Since 2017, MnDOT has been on a mission to evaluate all pedestrian ramps, sidewalks, trails, and shoulders throughout the state within ten years. The goal is to fix issues and build a compliant, safe, and accessible system that also creates opportunities to build connections to places that currently lack accessible routes.

MnDOT has been working with different consulting firms to help in this big undertaking. Currently, in a 3-year contract with MnDOT’s ADA team, the Alliant team of Miranda Simon and Emma Julkowski can be found out in the field using tape measures, smart levels, and an ArcGIS app to scope out issues. There are incredibly strict guidelines to follow, such as the cross slope of the sidewalk must be less than 2%. This prevents wheelchair users from having to work as hard to steer in a straight line. Installing detectable warning surfaces with proper truncated cast-iron domes at the end of a sidewalk allows visually impaired pedestrians to know the road is approaching. These are just two examples of different ramp types that are being re-evaluated to MnDOT’s newest standards. Once scoping is complete, a cost estimate is created documenting the extent of ramps, walks, or trails that need to be replaced or modified.
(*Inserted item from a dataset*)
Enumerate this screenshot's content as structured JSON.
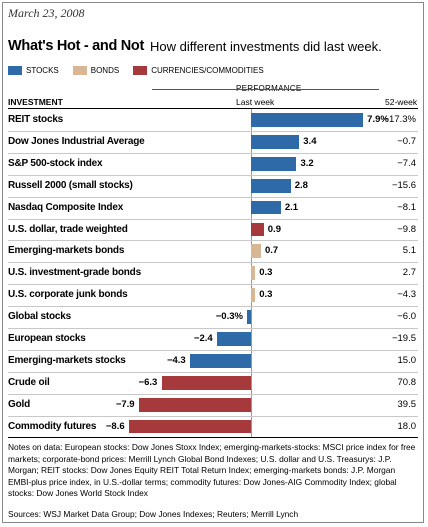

Not only is this a substantial project that will take years to complete but it is a complex task. “The biggest challenge is that there are a lot of constraints along these corridors that already exist.” said Emma Julkowski. “If you are in a town, there is a road on one side of the sidewalk and a building on the other. We’re really limited in meeting the constraints due to the existing layout. It is very difficult if we aren’t completely rebuilding the road. If we are rebuilding the road, there is a lot more flexibility as we can change the elevations and profile of the road to help with the sidewalk profiles.”

Miranda Simon explained that when scoping a corridor, they will drag their feet along each panel of sidewalk to check for trip hazards. Anything greater than ¼ of an inch can offset a wheel or trip a visually impaired person using a cane. Just one corridor can take two weeks of data collection, making sure that all areas are completely assessed, from heights of accessible pedestrian signals (APS), to trip hazards, to ramp slope.

The Finish Line

This work will make a lasting impact and will be useful for all people. MnDOT’s ADA group, headed by Todd Grugel, works incredibly hard and Alliant is so proud to be working alongside them making the Minnesota transportation system safer, more accessible, and equitable for everyone.